When irradiating the light emitted from the light source 21 to the VA liquid crystal cell 23, the size of the irradiation spot is not limited. It is not necessary to adjust to a narrow spot that contains only one domain.

The polarizer 22 has its polarization direction set such that an electric field of light creates a polarized light (p polarized light) which vibrates in parallel with respect to the incident surface (surface including the traveling direction of the light and the normal line y of the liquid crystal cell). Since the polarizer direction is set in the direction perpendicular to the plane including the traveling direction of light and the normal line y of the liquid crystal cell, the analyzer 24 is placed in the state of the so-called "cross nicol". The passing light can be detected.
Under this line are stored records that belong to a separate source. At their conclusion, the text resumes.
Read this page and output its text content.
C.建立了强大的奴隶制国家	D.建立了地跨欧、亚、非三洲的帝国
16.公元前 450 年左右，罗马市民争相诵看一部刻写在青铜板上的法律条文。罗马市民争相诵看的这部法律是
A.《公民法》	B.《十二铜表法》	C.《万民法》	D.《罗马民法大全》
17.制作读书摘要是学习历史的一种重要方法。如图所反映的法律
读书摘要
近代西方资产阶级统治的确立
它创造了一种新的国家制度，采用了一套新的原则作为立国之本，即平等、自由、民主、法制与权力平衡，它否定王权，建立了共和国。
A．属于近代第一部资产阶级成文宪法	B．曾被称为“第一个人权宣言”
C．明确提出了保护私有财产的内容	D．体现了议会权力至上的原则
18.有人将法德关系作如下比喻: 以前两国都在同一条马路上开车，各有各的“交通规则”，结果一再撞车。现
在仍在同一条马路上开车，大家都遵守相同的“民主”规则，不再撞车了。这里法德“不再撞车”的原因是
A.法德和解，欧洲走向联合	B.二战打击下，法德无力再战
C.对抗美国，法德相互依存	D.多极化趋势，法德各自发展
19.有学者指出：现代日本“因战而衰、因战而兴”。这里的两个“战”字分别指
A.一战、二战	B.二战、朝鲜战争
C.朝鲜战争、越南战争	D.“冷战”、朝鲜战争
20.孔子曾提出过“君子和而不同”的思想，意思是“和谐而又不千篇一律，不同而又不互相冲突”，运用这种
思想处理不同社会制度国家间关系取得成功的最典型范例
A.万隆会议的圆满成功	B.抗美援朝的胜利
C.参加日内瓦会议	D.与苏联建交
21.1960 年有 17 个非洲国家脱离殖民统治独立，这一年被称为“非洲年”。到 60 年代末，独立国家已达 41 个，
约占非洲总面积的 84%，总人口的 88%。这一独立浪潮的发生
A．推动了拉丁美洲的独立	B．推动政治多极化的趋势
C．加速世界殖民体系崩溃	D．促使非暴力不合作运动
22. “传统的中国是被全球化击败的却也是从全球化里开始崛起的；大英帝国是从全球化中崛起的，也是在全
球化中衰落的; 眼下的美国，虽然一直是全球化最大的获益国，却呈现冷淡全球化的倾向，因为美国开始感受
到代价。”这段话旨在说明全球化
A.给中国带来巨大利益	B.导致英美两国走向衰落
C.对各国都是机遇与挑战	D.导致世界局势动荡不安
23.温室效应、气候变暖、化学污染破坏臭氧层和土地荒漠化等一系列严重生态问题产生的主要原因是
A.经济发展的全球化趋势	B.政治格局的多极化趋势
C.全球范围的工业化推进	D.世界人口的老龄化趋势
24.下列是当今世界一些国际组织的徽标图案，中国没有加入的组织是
The polarizer 22 and the analyzer 24 are fixed to one frame, and the incident angle (theta) to the VA liquid crystal cell 23 can be changed by rotating this frame by a motor. The data of the rotation angle of the motor is input to the data processing apparatus 27 together with the output signal of the detector 26.

In addition, in order to change the incident angle (theta) to VA liquid crystal cell 23, you may employ | adopt the mechanism which fixes a frame and inclines the sample mounting table which mounts VA liquid crystal cell 23. As shown in FIG.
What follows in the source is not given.